Daniel Mainye is an accomplished software engineer and an expert in the digital space and technology. He is the Business Manager at Cytonn Investments and vice curator in Global Shapers, a world Forum Initiative mandated with shaping Nairobi into an attractive investment destination and residential environment. He also serves as an advisory council member in the Presidential Digital Talent Programme and executive committee member of the Africa Rising Initiative.
When did the presidential digital talent program start and what is it all about?
When I started working at Seven Seas, it faced difficulties recruiting graduates who could apply the knowledge they had learnt in class.
Not long ago, I had faced the same challenges as these recruits. Most of my studied computer science lectures at the university were theoretical hence; I had faced challenges when transitioning into the job market.
My employer saw the need to train graduates and even students in learning institutions on how they could become more marketable for the job market. This background made me a suitable candidate to spearhead the presidential digital talent programme.
The ICT Authority realised that for the project to succeed, they (needed) the private sector on board. Government services had gained a reputation of being the slowest and a technology update was going to be a big game changer.
Some of the partners involved included representatives of the Microsoft, SAP skills for Africa program, Google, Oracle, Techno Brain, Dell and Seven Seas who would take in students and run them through their programs before the government absorbed them. The fourth cohort was launched two weeks ago
What are the requirements for students joining the programme?
The potential candidate must have an IT background. They are then taken through a series of vigorous interviews just to determine the best candidates for the one-year internship programme.
Our first intake received at least 5,000 applications that was narrowed down to a cohort of 100 that included members from marginalised societies from across the country.
The program was divided into two. First, the recruits were first given a month of induction to acquaint them with the ministries they would eventually serve. After that, they were placed in the private sector for three months to also learn its workings.
Part of the programme entailed the students learning about the private sector and implementing (the lessons) in government.
What are some of the challenges facing this initiative?
I remember that 14 recruits from the first cohort fell to the temptation of being employed in jobs that offered more than the Sh20,000 stipend we were offering. As a result, they dropped off before the before the programme was complete.
Instead of focusing on career, some students focus on money, which I believe, lays the wrong foundation.

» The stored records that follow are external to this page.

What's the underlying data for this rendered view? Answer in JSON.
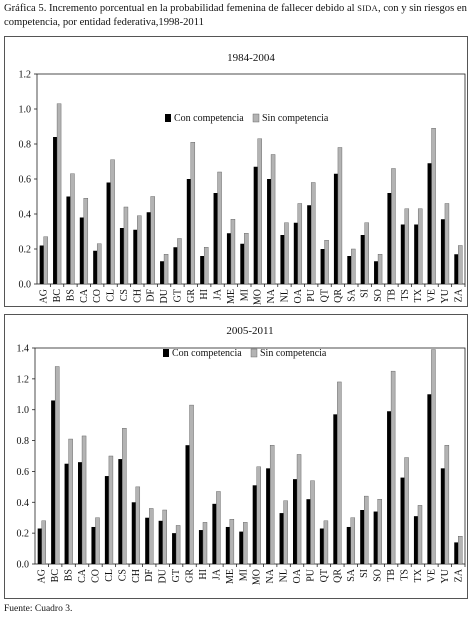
{
  "caption": {
    "part1": "Gráfica 5. Incremento porcentual en la probabilidad femenina de fallecer debido al ",
    "sida": "SIDA",
    "part2": ", con y sin riesgos en competencia, por entidad federativa,1998-2011"
  },
  "source": "Fuente: Cuadro 3.",
  "colors": {
    "con": "#000000",
    "sin": "#b3b3b3",
    "sin_border": "#555555"
  },
  "chart_data": [
    {
      "type": "bar",
      "title": "1984-2004",
      "categories": [
        "AG",
        "BC",
        "BS",
        "CA",
        "CO",
        "CL",
        "CS",
        "CH",
        "DF",
        "DU",
        "GT",
        "GR",
        "HI",
        "JA",
        "ME",
        "MI",
        "MO",
        "NA",
        "NL",
        "OA",
        "PU",
        "QT",
        "QR",
        "SA",
        "SI",
        "SO",
        "TB",
        "TS",
        "TX",
        "VE",
        "YU",
        "ZA"
      ],
      "series": [
        {
          "name": "Con competencia",
          "values": [
            0.22,
            0.84,
            0.5,
            0.38,
            0.19,
            0.58,
            0.32,
            0.31,
            0.41,
            0.13,
            0.21,
            0.6,
            0.16,
            0.52,
            0.29,
            0.23,
            0.67,
            0.6,
            0.28,
            0.35,
            0.45,
            0.2,
            0.63,
            0.16,
            0.28,
            0.13,
            0.52,
            0.34,
            0.34,
            0.69,
            0.37,
            0.17
          ]
        },
        {
          "name": "Sin competencia",
          "values": [
            0.27,
            1.03,
            0.63,
            0.49,
            0.23,
            0.71,
            0.44,
            0.39,
            0.5,
            0.17,
            0.26,
            0.81,
            0.21,
            0.64,
            0.37,
            0.29,
            0.83,
            0.74,
            0.35,
            0.46,
            0.58,
            0.25,
            0.78,
            0.2,
            0.35,
            0.17,
            0.66,
            0.43,
            0.43,
            0.89,
            0.46,
            0.22
          ]
        }
      ],
      "ylim": [
        0,
        1.2
      ],
      "yticks": [
        "0.0",
        "0.2",
        "0.4",
        "0.6",
        "0.8",
        "1.0",
        "1.2"
      ],
      "legend": "top-center"
    },
    {
      "type": "bar",
      "title": "2005-2011",
      "categories": [
        "AG",
        "BC",
        "BS",
        "CA",
        "CO",
        "CL",
        "CS",
        "CH",
        "DF",
        "DU",
        "GT",
        "GR",
        "HI",
        "JA",
        "ME",
        "MI",
        "MO",
        "NA",
        "NL",
        "OA",
        "PU",
        "QT",
        "QR",
        "SA",
        "SI",
        "SO",
        "TB",
        "TS",
        "TX",
        "VE",
        "YU",
        "ZA"
      ],
      "series": [
        {
          "name": "Con competencia",
          "values": [
            0.23,
            1.06,
            0.65,
            0.66,
            0.24,
            0.57,
            0.68,
            0.4,
            0.3,
            0.28,
            0.2,
            0.77,
            0.22,
            0.39,
            0.24,
            0.21,
            0.51,
            0.62,
            0.33,
            0.55,
            0.42,
            0.23,
            0.97,
            0.24,
            0.35,
            0.34,
            0.99,
            0.56,
            0.31,
            1.1,
            0.62,
            0.14
          ]
        },
        {
          "name": "Sin competencia",
          "values": [
            0.28,
            1.28,
            0.81,
            0.83,
            0.3,
            0.7,
            0.88,
            0.5,
            0.36,
            0.35,
            0.25,
            1.03,
            0.27,
            0.47,
            0.29,
            0.27,
            0.63,
            0.77,
            0.41,
            0.71,
            0.54,
            0.28,
            1.18,
            0.3,
            0.44,
            0.42,
            1.25,
            0.69,
            0.38,
            1.39,
            0.77,
            0.18
          ]
        }
      ],
      "ylim": [
        0,
        1.4
      ],
      "yticks": [
        "0.0",
        "0.2",
        "0.4",
        "0.6",
        "0.8",
        "1.0",
        "1.2",
        "1.4"
      ],
      "legend": "top-center"
    }
  ]
}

I think one should establish their career first and gain experience before obsessing over money.
Some would get slight monetary increments and disappear from an opportunity of mentorship from leading decision makers of great companies and certificates of participation.

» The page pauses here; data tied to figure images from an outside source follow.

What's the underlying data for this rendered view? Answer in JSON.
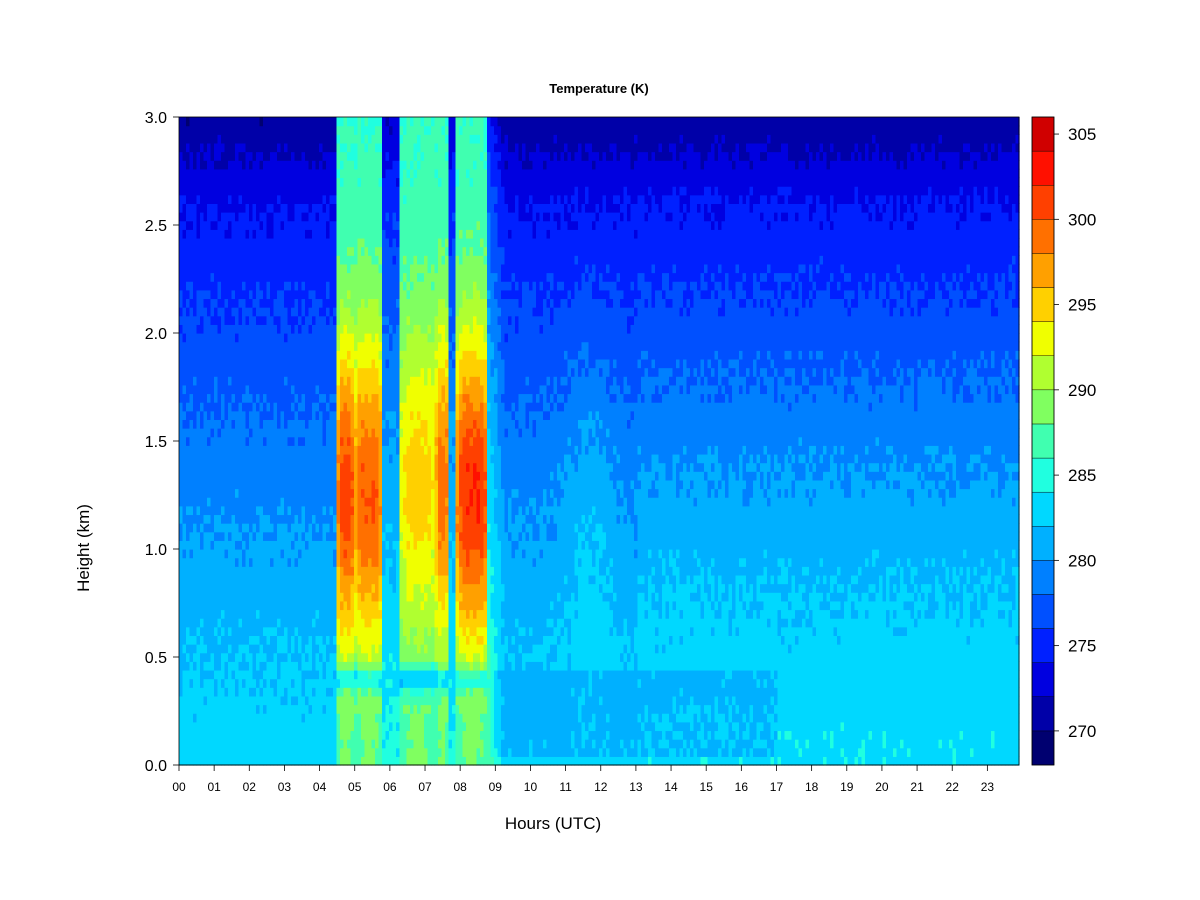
{
  "chart_data": {
    "type": "heatmap",
    "title": "Temperature (K)",
    "xlabel": "Hours (UTC)",
    "ylabel": "Height (km)",
    "xlim": [
      0,
      23.9
    ],
    "ylim": [
      0,
      3.0
    ],
    "x_ticks": [
      0,
      1,
      2,
      3,
      4,
      5,
      6,
      7,
      8,
      9,
      10,
      11,
      12,
      13,
      14,
      15,
      16,
      17,
      18,
      19,
      20,
      21,
      22,
      23
    ],
    "x_tick_labels": [
      "00",
      "01",
      "02",
      "03",
      "04",
      "05",
      "06",
      "07",
      "08",
      "09",
      "10",
      "11",
      "12",
      "13",
      "14",
      "15",
      "16",
      "17",
      "18",
      "19",
      "20",
      "21",
      "22",
      "23"
    ],
    "y_ticks": [
      0.0,
      0.5,
      1.0,
      1.5,
      2.0,
      2.5,
      3.0
    ],
    "y_tick_labels": [
      "0.0",
      "0.5",
      "1.0",
      "1.5",
      "2.0",
      "2.5",
      "3.0"
    ],
    "colorbar": {
      "label_values": [
        270,
        275,
        280,
        285,
        290,
        295,
        300,
        305
      ],
      "label_texts": [
        "270",
        "275",
        "280",
        "285",
        "290",
        "295",
        "300",
        "305"
      ],
      "levels": [
        268,
        306
      ],
      "step": 2,
      "colors": [
        "#000070",
        "#0000a8",
        "#0000e0",
        "#0020ff",
        "#0050ff",
        "#0080ff",
        "#00b0ff",
        "#00d8ff",
        "#20ffe0",
        "#40ffb0",
        "#80ff60",
        "#b0ff30",
        "#f0ff00",
        "#ffd000",
        "#ffa000",
        "#ff7000",
        "#ff4000",
        "#ff1000",
        "#d00000",
        "#a00000",
        "#700000"
      ]
    },
    "bands": [
      {
        "x_range": [
          4.5,
          5.0
        ],
        "peak_temp_K": 301,
        "peak_height_km": 1.25
      },
      {
        "x_range": [
          5.0,
          5.8
        ],
        "peak_temp_K": 300,
        "peak_height_km": 1.25
      },
      {
        "x_range": [
          6.3,
          7.3
        ],
        "peak_temp_K": 295,
        "peak_height_km": 1.3
      },
      {
        "x_range": [
          7.3,
          7.7
        ],
        "peak_temp_K": 299,
        "peak_height_km": 1.3
      },
      {
        "x_range": [
          7.9,
          8.8
        ],
        "peak_temp_K": 302,
        "peak_height_km": 1.25
      }
    ],
    "background": {
      "surface_temp_K": 283,
      "top_temp_K": 272,
      "afternoon_warm_temp_K": 284
    }
  }
}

The other challenge is entitlement. Most youth today want their dream at minimal cost and sweat. In the past, things were different and graduates had the chance to be employed in some of the top organisations based on their intelligence. Presently, with the many educated graduates in the market, one has to prove that they are marketable.

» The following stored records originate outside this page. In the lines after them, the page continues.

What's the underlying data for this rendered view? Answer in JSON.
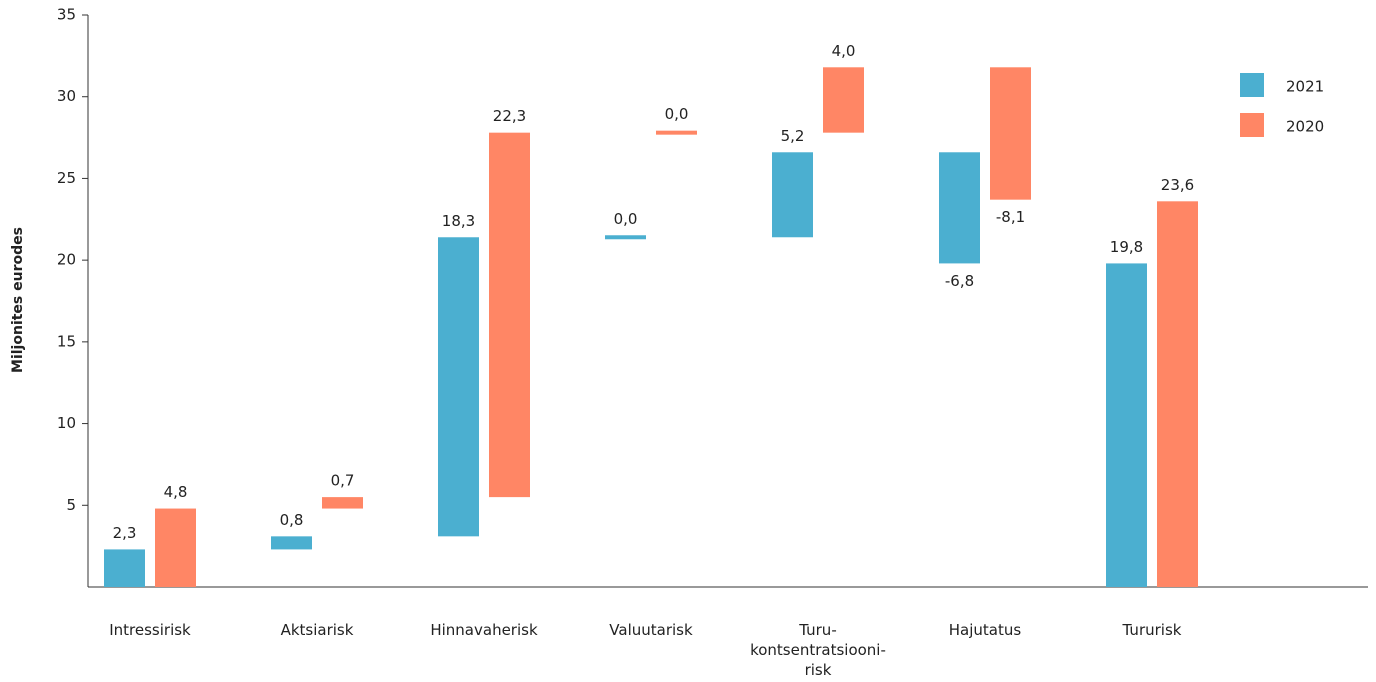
{
  "chart_data": {
    "type": "waterfall",
    "y_label": "Miljonites eurodes",
    "categories": [
      "Intressirisk",
      "Aktsiarisk",
      "Hinnavaherisk",
      "Valuutarisk",
      "Turu-kontsentratsiooni-risk",
      "Hajutatus",
      "Tururisk"
    ],
    "series": [
      {
        "name": "2021",
        "color": "#4bafd0",
        "values": [
          2.3,
          0.8,
          18.3,
          0.0,
          5.2,
          -6.8,
          19.8
        ],
        "value_labels": [
          "2,3",
          "0,8",
          "18,3",
          "0,0",
          "5,2",
          "-6,8",
          "19,8"
        ]
      },
      {
        "name": "2020",
        "color": "#ff8665",
        "values": [
          4.8,
          0.7,
          22.3,
          0.0,
          4.0,
          -8.1,
          23.6
        ],
        "value_labels": [
          "4,8",
          "0,7",
          "22,3",
          "0,0",
          "4,0",
          "-8,1",
          "23,6"
        ]
      }
    ],
    "ylim": [
      0,
      35
    ],
    "yticks": [
      5,
      10,
      15,
      20,
      25,
      30,
      35
    ],
    "legend": "upper right"
  }
}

The last challenge was trying to make the students understand the skills gap that is there in the ICT job market. We cannot blame the universities for it as they are there to impart knowledge and not to give skills.
It takes at least two years of training before the graduate can successfully be entrusted with company programs to handle. The first year is usually trial and error. Cytonn, for instance, have a vigorous three months internship before the recruit can be entrusted to handle small programs that wouldn’t affect the entire system.
What are some of the successes of the programme?
We managed to increase the numbers from 100 to 400 in the second intake and the government absorbed 30 of those students. Some of the students have also become entrepreneurs. Despite the fact that some are still unemployed, the skills we imparted in them will open any door they require in the market. The programme gave each one of them a feel of how the broad IT market works and gave them an opportunity to choose the area they feel comfortable to work in.
What is the relevance of ICT in the development of the country?
Technology is an enabler, not the solution. The solution lies in so many things like government policies (and) bringing investors to the table. Technology is an enabler that can ensure that kids have better education, connecting farmers to the markets and opening up nations.
What is your advice to firms employing tech savvy millennials?
I would tell them to adapt. Millennials are very creative but they also need space. You have to trust them and stop questioning their every move. You also need to pay them well because some employers tend to milk them and underpay them at the same time. They also need motivation when they do well in the company.